Schwach elektrische Fische erzeugen elektrische Felder, die sie zur Navigation und Kommunikation nutzen. Braune Messerfische (Apteronotus leptorhynchus) gehören zu den südamerikanischen schwach elektrischen Fischen. Sie produzieren sogenannte „Chirps“, kurze Frequenzmodulationen ihrer elektrischen Felder, die herkömmlich als soziale Signale interpretiert wurden, die Aggression, Dominanz oder auch Paarungsbereitschaft anzeigen („Kommunikationshypothese“). Unsere jüngsten Verhaltensexperimente stellen diesen herkömmlichen Blick auf Chirps jedoch in Frage und lassen vermuten, dass Chirps von den Fischen, zumindest zu einem guten Teil, zum sensorischen Abtasten in räumlich komplexen Situationen genutzt werden. Möglicherweise helfen Chirps den braunen Messerfischen dabei, elektrosensorische Reize, die von den elektrischen Feldern naher Artgenossen stammen, besser aufzulösen. Das Ziel dieses Projekts ist, diese „Abtast-Hypothese“ mit Hilfe eines robotischen Fisches zu testen, der mit braunen Messerfischen sowohl durch Bewegung als auch durch arttypische elektrische Signale interagieren kann. Der große Vorteil dieses Ansatzes ist, dass spezifische Verhaltenssituationen nachgeahmt werden können, da die Bewegungen und elektrischen Signale des Roboterfischs in Abhängigkeit von der Aktivität eines echten Fischs kontrolliert werden können. Die zu untersuchenden Verhaltenssituationen werden in einer ausführlichen Analyse aufgezeichneter Fisch-Fisch- und Fisch-Roboterfisch-Interaktionen unter Nutzung von Verfahren des maschinellen Lernens ausgewählt. Die zeitlichen und räumlichen Parameter der Chirperzeugung werden Aufschluss geben, ob Chirps eher Abtastverhalten darstellen oder emotionsbehaftete Verhaltensweisen sind, typisch für Kommunikationssignale z. B. im Zusammenhang mit Aggression oder Unterwerfung.
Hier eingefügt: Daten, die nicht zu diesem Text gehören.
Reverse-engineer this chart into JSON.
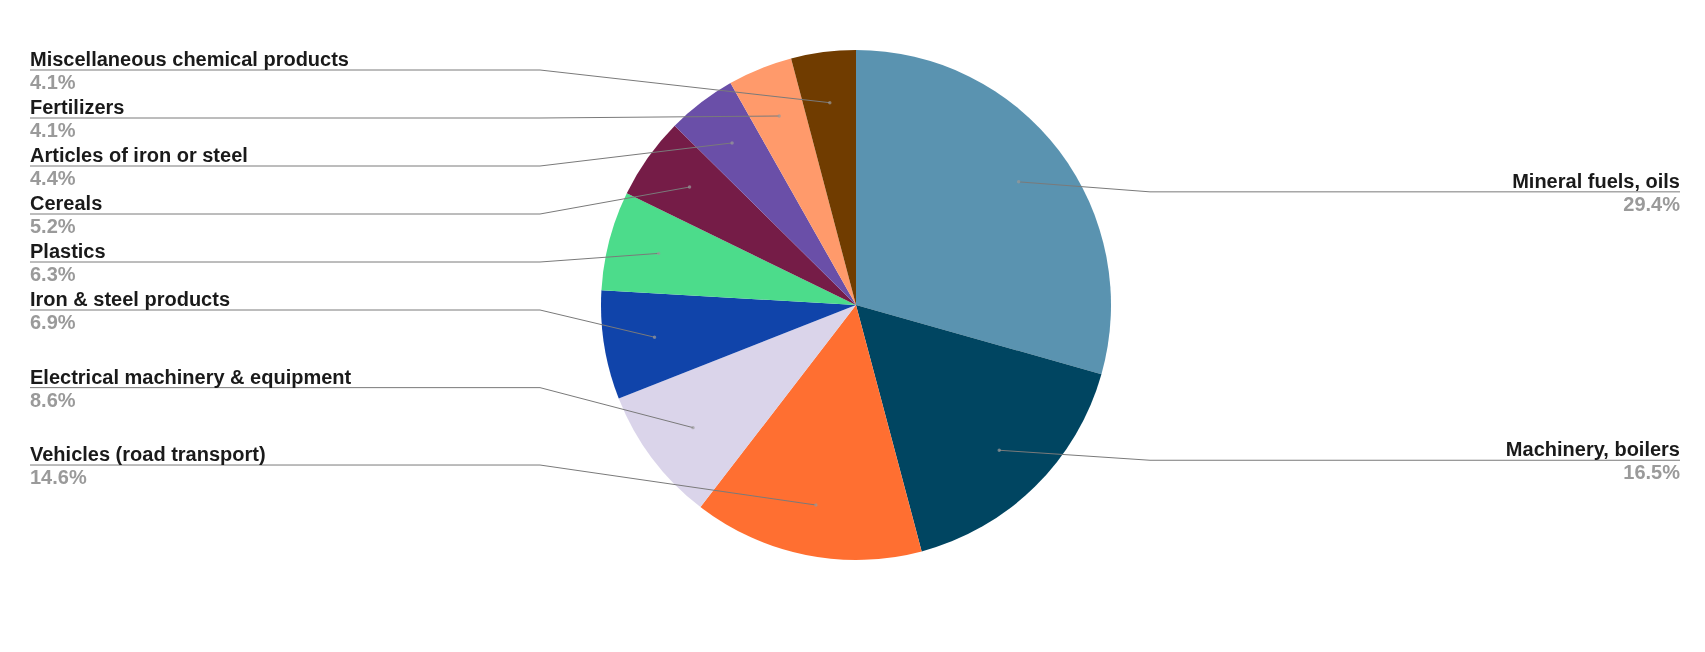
{
  "chart_data": {
    "type": "pie",
    "categories": [
      "Mineral fuels, oils",
      "Machinery, boilers",
      "Vehicles (road transport)",
      "Electrical machinery & equipment",
      "Iron & steel products",
      "Plastics",
      "Cereals",
      "Articles of iron or steel",
      "Fertilizers",
      "Miscellaneous chemical products"
    ],
    "values": [
      29.4,
      16.5,
      14.6,
      8.6,
      6.9,
      6.3,
      5.2,
      4.4,
      4.1,
      4.1
    ],
    "colors": [
      "#5a93b0",
      "#004561",
      "#ff6f31",
      "#dad4ea",
      "#1044aa",
      "#4cdc8b",
      "#751c47",
      "#6a4fa8",
      "#ff9a6b",
      "#703c00"
    ],
    "value_labels": [
      "29.4%",
      "16.5%",
      "14.6%",
      "8.6%",
      "6.9%",
      "6.3%",
      "5.2%",
      "4.4%",
      "4.1%",
      "4.1%"
    ]
  }
}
Durch den Vergleich der Erzeugung von Chirps mit anderen Strategien der aktiven Wahrnehmung möchte dieses Projekt neue Einsichten darin geben, wie Tiere aktive Signale nicht nur für Kommunikation einsetzen, sondern auch zur Erforschung und Interpretation ihrer sozialen Umwelt.
DFG-Verfahren Sachbeihilfen
Internationaler Bezug USA
Mitverantwortlich Dr. Jan Grewe
Kooperationspartner Federico Pedraja, Ph.D.